Object model structure

Object lists

All records of a certain type are linked together in a linked list.  The above functions only give access to the first record of each linked list.  The others can be accessed by traversing the linked list via the next member of the structs.  This means that e.g. the following piece of code will traverse the linked list of family records:
struct family* fam;

for (fam = gom_get_first_family() ; fam ; fam = fam->next) {
  ...
}

The next member of the last element in the list is guaranteed to have the NULL value.

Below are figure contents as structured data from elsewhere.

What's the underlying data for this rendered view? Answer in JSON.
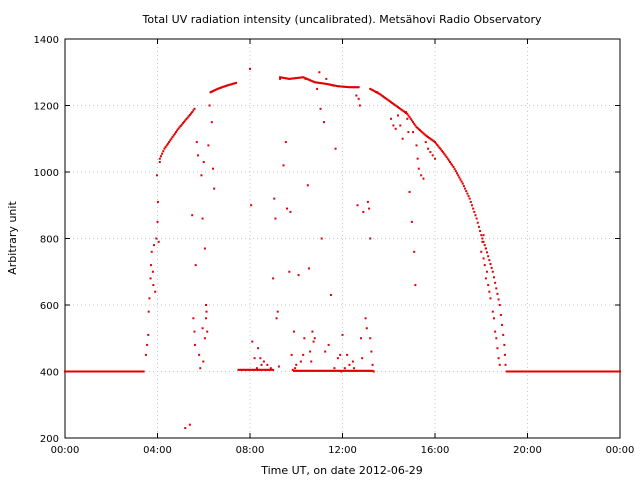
{
  "chart_data": {
    "type": "scatter",
    "title": "Total UV radiation intensity (uncalibrated). Metsähovi Radio Observatory",
    "xlabel": "Time UT, on date 2012-06-29",
    "ylabel": "Arbitrary unit",
    "xlim": [
      0,
      24
    ],
    "ylim": [
      200,
      1400
    ],
    "xticks": [
      0,
      4,
      8,
      12,
      16,
      20,
      24
    ],
    "xtick_labels": [
      "00:00",
      "04:00",
      "08:00",
      "12:00",
      "16:00",
      "20:00",
      "00:00"
    ],
    "yticks": [
      200,
      400,
      600,
      800,
      1000,
      1200,
      1400
    ],
    "ytick_labels": [
      "200",
      "400",
      "600",
      "800",
      "1000",
      "1200",
      "1400"
    ],
    "grid": true,
    "marker_color": "#e00000",
    "series": [
      {
        "name": "",
        "points": [
          [
            3.5,
            450
          ],
          [
            3.55,
            480
          ],
          [
            3.6,
            510
          ],
          [
            3.62,
            580
          ],
          [
            3.65,
            620
          ],
          [
            3.7,
            680
          ],
          [
            3.72,
            720
          ],
          [
            3.75,
            760
          ],
          [
            3.8,
            700
          ],
          [
            3.82,
            660
          ],
          [
            3.85,
            780
          ],
          [
            3.9,
            640
          ],
          [
            3.95,
            800
          ],
          [
            4.0,
            850
          ],
          [
            4.05,
            790
          ],
          [
            4.1,
            1030
          ],
          [
            3.98,
            990
          ],
          [
            4.02,
            910
          ],
          [
            5.2,
            230
          ],
          [
            5.4,
            240
          ],
          [
            5.5,
            870
          ],
          [
            5.55,
            560
          ],
          [
            5.6,
            520
          ],
          [
            5.62,
            480
          ],
          [
            5.65,
            720
          ],
          [
            5.7,
            1090
          ],
          [
            5.75,
            1050
          ],
          [
            5.8,
            450
          ],
          [
            5.85,
            410
          ],
          [
            5.9,
            990
          ],
          [
            5.95,
            860
          ],
          [
            6.0,
            1030
          ],
          [
            6.05,
            770
          ],
          [
            6.1,
            600
          ],
          [
            6.12,
            580
          ],
          [
            6.15,
            520
          ],
          [
            6.2,
            1080
          ],
          [
            6.25,
            1200
          ],
          [
            6.3,
            1240
          ],
          [
            6.35,
            1150
          ],
          [
            6.4,
            1010
          ],
          [
            6.45,
            950
          ],
          [
            5.95,
            530
          ],
          [
            6.05,
            500
          ],
          [
            6.1,
            560
          ],
          [
            5.98,
            430
          ],
          [
            8.0,
            1310
          ],
          [
            8.05,
            900
          ],
          [
            8.1,
            490
          ],
          [
            8.2,
            440
          ],
          [
            8.3,
            410
          ],
          [
            8.35,
            470
          ],
          [
            8.5,
            420
          ],
          [
            8.6,
            430
          ],
          [
            8.9,
            410
          ],
          [
            9.0,
            680
          ],
          [
            9.05,
            920
          ],
          [
            9.1,
            860
          ],
          [
            9.15,
            560
          ],
          [
            9.2,
            580
          ],
          [
            9.3,
            1280
          ],
          [
            9.45,
            1020
          ],
          [
            9.55,
            1090
          ],
          [
            9.6,
            890
          ],
          [
            9.7,
            700
          ],
          [
            9.75,
            880
          ],
          [
            9.8,
            450
          ],
          [
            9.9,
            520
          ],
          [
            9.95,
            410
          ],
          [
            10.0,
            420
          ],
          [
            10.1,
            690
          ],
          [
            10.2,
            430
          ],
          [
            10.3,
            450
          ],
          [
            10.4,
            1280
          ],
          [
            10.5,
            960
          ],
          [
            10.55,
            710
          ],
          [
            10.6,
            460
          ],
          [
            10.7,
            520
          ],
          [
            10.75,
            490
          ],
          [
            10.8,
            500
          ],
          [
            10.9,
            1250
          ],
          [
            11.0,
            1300
          ],
          [
            11.05,
            1190
          ],
          [
            11.1,
            800
          ],
          [
            11.2,
            1150
          ],
          [
            11.3,
            1280
          ],
          [
            11.4,
            480
          ],
          [
            11.5,
            630
          ],
          [
            11.6,
            1260
          ],
          [
            11.7,
            1070
          ],
          [
            11.8,
            440
          ],
          [
            11.9,
            450
          ],
          [
            12.0,
            510
          ],
          [
            12.1,
            410
          ],
          [
            12.2,
            450
          ],
          [
            12.3,
            420
          ],
          [
            12.5,
            410
          ],
          [
            12.6,
            1230
          ],
          [
            12.65,
            900
          ],
          [
            12.7,
            1220
          ],
          [
            12.75,
            1200
          ],
          [
            12.9,
            880
          ],
          [
            13.0,
            560
          ],
          [
            13.05,
            530
          ],
          [
            13.1,
            910
          ],
          [
            13.15,
            890
          ],
          [
            13.2,
            800
          ],
          [
            13.25,
            460
          ],
          [
            13.3,
            420
          ],
          [
            13.35,
            400
          ],
          [
            12.85,
            440
          ],
          [
            12.45,
            430
          ],
          [
            11.95,
            400
          ],
          [
            11.65,
            410
          ],
          [
            11.25,
            460
          ],
          [
            10.65,
            430
          ],
          [
            10.35,
            500
          ],
          [
            9.85,
            405
          ],
          [
            9.25,
            415
          ],
          [
            8.75,
            420
          ],
          [
            8.45,
            440
          ],
          [
            12.8,
            500
          ],
          [
            13.2,
            500
          ],
          [
            13.5,
            1240
          ],
          [
            14.1,
            1160
          ],
          [
            14.2,
            1140
          ],
          [
            14.3,
            1130
          ],
          [
            14.4,
            1170
          ],
          [
            14.5,
            1140
          ],
          [
            14.6,
            1100
          ],
          [
            14.75,
            1180
          ],
          [
            14.8,
            1160
          ],
          [
            14.85,
            1120
          ],
          [
            14.9,
            940
          ],
          [
            15.0,
            850
          ],
          [
            15.05,
            1120
          ],
          [
            15.1,
            760
          ],
          [
            15.15,
            660
          ],
          [
            15.2,
            1080
          ],
          [
            15.25,
            1040
          ],
          [
            15.3,
            1010
          ],
          [
            15.4,
            990
          ],
          [
            15.5,
            980
          ],
          [
            15.6,
            1090
          ],
          [
            15.7,
            1070
          ],
          [
            15.8,
            1060
          ],
          [
            15.9,
            1050
          ],
          [
            16.0,
            1040
          ],
          [
            18.0,
            760
          ],
          [
            18.05,
            790
          ],
          [
            18.1,
            740
          ],
          [
            18.15,
            720
          ],
          [
            18.2,
            680
          ],
          [
            18.25,
            700
          ],
          [
            18.3,
            660
          ],
          [
            18.35,
            640
          ],
          [
            18.4,
            620
          ],
          [
            18.5,
            580
          ],
          [
            18.55,
            560
          ],
          [
            18.6,
            520
          ],
          [
            18.65,
            500
          ],
          [
            18.7,
            470
          ],
          [
            18.75,
            440
          ],
          [
            18.8,
            420
          ],
          [
            18.1,
            810
          ],
          [
            18.2,
            770
          ]
        ],
        "curves": [
          {
            "segment": "night-baseline",
            "from_to": [
              [
                0,
                400
              ],
              [
                3.4,
                400
              ]
            ]
          },
          {
            "segment": "morning-rise",
            "points": [
              [
                4.1,
                1040
              ],
              [
                4.3,
                1070
              ],
              [
                4.6,
                1100
              ],
              [
                4.9,
                1130
              ],
              [
                5.2,
                1155
              ],
              [
                5.5,
                1180
              ],
              [
                5.6,
                1190
              ]
            ]
          },
          {
            "segment": "morning-upper",
            "points": [
              [
                6.3,
                1240
              ],
              [
                6.6,
                1250
              ],
              [
                7.0,
                1260
              ],
              [
                7.4,
                1268
              ]
            ]
          },
          {
            "segment": "near-zero",
            "from_to": [
              [
                7.5,
                405
              ],
              [
                9.0,
                405
              ]
            ]
          },
          {
            "segment": "midday-top",
            "points": [
              [
                9.3,
                1285
              ],
              [
                9.7,
                1280
              ],
              [
                10.3,
                1285
              ],
              [
                10.8,
                1270
              ],
              [
                11.3,
                1265
              ],
              [
                11.8,
                1258
              ],
              [
                12.3,
                1255
              ],
              [
                12.7,
                1255
              ]
            ]
          },
          {
            "segment": "midday-floor",
            "from_to": [
              [
                9.9,
                402
              ],
              [
                13.3,
                402
              ]
            ]
          },
          {
            "segment": "afternoon-decline",
            "points": [
              [
                13.2,
                1250
              ],
              [
                13.6,
                1235
              ],
              [
                14.0,
                1215
              ],
              [
                14.4,
                1195
              ],
              [
                14.8,
                1175
              ],
              [
                15.2,
                1135
              ],
              [
                15.6,
                1110
              ],
              [
                16.0,
                1090
              ],
              [
                16.4,
                1055
              ],
              [
                16.8,
                1015
              ],
              [
                17.2,
                965
              ],
              [
                17.5,
                920
              ],
              [
                17.8,
                860
              ],
              [
                18.0,
                810
              ],
              [
                18.2,
                770
              ],
              [
                18.5,
                700
              ],
              [
                18.8,
                600
              ],
              [
                19.0,
                480
              ],
              [
                19.05,
                420
              ]
            ]
          },
          {
            "segment": "evening-baseline",
            "from_to": [
              [
                19.1,
                400
              ],
              [
                24,
                400
              ]
            ]
          }
        ]
      }
    ]
  }
}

Actually, the linked list is a doubly-linked list: each record also has a previous member.  But for implementation reasons the behaviour of this previous member on the edges of the linked list will not be guaranteed, i.e. it can be circular or terminated with NULL, no assumptions can be made in the application code.

This linked-list model applies also to all sub-structures of the main record structs, i.e. each struct that has a next and previous member follows the above conventions.  This means that the following piece of code traverses all children of a family (see the details of the different structs here):
struct family* fam = ...;

struct xref_list* xrl;
for (xrl = fam->children ; xrl ; xrl = xrl->next) {
  ...
}

Note that all character strings in the object model are encoded in UTF-8 (Why UTF-8?), but see below for how to convert these automatically.

User data

Each of the structs has an extra member called extra (of type struct user_data*).  This gathers all non-standard GEDCOM tags within the scope of the struct in a flat linked list, no matter what the internal structure of the non-standard tags is.  Each element of the linked list has:
This way, none of the information in the GEDCOM file is lost, even the non-standard information.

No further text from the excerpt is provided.